Khan Mueen Ullah, Khan Fauzia Anis
Department of Anaesthesia, King Saud University, Riyadh, Saudi Arabia.
J Coll Physicians Surg Pak. 2011 Apr;21(4):234-6.
Quality and safety in anesthesia is usually monitored by analysis of perioperative mortality-morbidity and incidents. Clinical quality indicator, death within 48 hours of anaesthesia exposure is considered to be a flag that can alert to possible problems in individual patient care. The measurement of perioperative mortality as a quality indicator is a continuous peer reviewed quality improvement activity. Medical records and morbidity and mortality files were reviewed to see the trends and finding the benchmark of mortality in ASA-1 and 2 patient who died between 1992-2006 within 48 hours of anaesthesia exposure. Mortality in class 1 was nil. Anaesthetic mortality in ASA-1 and 2 patients was 0.35 per 10,000 and 0.74 per 10,000 of ASA-2 patient's volume. Anaesthesia-related mortality was 0.17 per 10,000 and 0.37 per 10,000 of ASA-2 patient's volume which is almost double of the overall calculated incidence. We suggest continuing monitoring of anaesthesia related mortality as a continuous quality indicator in developing countries. The reporting and analyzing of data according to the ASA status volume should be taken as a denominator. The available benchmark will help in evaluating the confounding factors and perioperative care of a particular group of patients.
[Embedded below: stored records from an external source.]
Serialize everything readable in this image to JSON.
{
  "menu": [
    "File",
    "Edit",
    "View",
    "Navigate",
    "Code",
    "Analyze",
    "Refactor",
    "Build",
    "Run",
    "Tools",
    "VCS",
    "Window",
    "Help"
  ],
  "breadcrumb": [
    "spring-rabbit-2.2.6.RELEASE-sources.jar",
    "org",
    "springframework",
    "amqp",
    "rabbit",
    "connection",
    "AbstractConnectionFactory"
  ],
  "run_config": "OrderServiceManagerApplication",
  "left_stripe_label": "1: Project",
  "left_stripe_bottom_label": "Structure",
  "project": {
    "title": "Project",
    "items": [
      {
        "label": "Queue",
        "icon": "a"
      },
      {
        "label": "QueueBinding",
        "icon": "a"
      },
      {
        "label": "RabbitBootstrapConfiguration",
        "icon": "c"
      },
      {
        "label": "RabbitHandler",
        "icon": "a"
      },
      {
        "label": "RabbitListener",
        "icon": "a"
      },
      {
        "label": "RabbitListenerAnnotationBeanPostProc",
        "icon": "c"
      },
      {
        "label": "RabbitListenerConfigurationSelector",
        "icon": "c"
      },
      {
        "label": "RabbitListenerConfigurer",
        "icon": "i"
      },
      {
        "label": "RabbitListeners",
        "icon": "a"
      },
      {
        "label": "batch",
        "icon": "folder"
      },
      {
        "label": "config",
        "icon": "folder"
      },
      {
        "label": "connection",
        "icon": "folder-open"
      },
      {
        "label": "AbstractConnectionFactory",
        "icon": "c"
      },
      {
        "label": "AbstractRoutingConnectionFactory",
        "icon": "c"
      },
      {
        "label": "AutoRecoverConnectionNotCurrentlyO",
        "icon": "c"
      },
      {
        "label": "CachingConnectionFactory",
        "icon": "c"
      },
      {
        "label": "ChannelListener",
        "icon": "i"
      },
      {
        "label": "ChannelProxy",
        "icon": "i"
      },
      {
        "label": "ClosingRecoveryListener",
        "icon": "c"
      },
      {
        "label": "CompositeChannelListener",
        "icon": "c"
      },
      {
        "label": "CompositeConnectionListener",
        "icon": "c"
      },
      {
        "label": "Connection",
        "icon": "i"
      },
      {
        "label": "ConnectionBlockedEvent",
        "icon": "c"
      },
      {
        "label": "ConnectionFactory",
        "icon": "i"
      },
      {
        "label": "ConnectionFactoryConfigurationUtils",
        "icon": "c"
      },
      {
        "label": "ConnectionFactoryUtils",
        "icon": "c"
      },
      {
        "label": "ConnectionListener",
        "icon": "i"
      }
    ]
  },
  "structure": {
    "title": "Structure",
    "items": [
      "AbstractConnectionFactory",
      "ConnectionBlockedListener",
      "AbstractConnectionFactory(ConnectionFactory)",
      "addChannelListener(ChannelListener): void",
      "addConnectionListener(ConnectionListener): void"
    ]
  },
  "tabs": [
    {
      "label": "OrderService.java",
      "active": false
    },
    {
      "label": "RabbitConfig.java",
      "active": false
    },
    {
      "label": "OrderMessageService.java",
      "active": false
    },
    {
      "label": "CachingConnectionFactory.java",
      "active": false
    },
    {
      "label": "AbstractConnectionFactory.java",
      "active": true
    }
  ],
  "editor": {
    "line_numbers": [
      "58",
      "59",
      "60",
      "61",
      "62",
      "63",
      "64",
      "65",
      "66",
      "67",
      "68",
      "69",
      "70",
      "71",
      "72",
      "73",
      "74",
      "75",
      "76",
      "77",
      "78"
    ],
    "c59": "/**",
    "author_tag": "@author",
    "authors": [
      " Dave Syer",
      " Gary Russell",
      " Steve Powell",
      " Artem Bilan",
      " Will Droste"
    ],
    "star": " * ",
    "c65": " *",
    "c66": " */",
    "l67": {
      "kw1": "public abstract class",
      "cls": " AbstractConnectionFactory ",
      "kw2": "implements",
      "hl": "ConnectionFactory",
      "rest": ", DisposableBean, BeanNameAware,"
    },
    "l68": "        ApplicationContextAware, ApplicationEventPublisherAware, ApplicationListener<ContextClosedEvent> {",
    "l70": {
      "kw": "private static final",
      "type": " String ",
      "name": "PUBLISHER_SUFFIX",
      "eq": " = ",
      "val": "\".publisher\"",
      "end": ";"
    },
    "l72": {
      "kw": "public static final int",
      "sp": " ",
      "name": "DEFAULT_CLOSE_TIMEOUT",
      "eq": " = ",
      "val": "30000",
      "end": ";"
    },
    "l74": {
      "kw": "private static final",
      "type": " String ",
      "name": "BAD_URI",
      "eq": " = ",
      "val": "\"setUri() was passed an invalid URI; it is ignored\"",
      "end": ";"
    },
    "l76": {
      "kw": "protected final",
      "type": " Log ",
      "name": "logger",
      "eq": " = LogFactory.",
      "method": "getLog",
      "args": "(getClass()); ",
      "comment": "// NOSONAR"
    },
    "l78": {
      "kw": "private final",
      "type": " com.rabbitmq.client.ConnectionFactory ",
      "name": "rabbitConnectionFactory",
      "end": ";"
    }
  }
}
麻醉质量与安全通常通过围手术期死亡率、发病率及事件分析来监测。临床质量指标“麻醉暴露后48小时内死亡”被视为一个警示信号,可提醒注意个体患者护理中可能存在的问题。将围手术期死亡率作为质量指标进行测量是一项持续的、经过同行评审的质量改进活动。回顾病历以及发病率和死亡率文件,以查看1992年至2006年间在麻醉暴露后48小时内死亡的ASA-1和2级患者的死亡率趋势并确定其基准。1级患者死亡率为零。ASA-1和2级患者的麻醉死亡率分别为每10000例中有0.35例和每10000例ASA-2级患者中有0.74例。与麻醉相关的死亡率分别为每10000例中有0.17例和每10000例ASA-2级患者中有0.37例,几乎是总体计算发病率的两倍。我们建议在发展中国家继续将与麻醉相关的死亡率作为持续质量指标进行监测。应将根据ASA状态量报告和分析的数据作为分母。现有的基准将有助于评估特定患者群体的混杂因素和围手术期护理情况。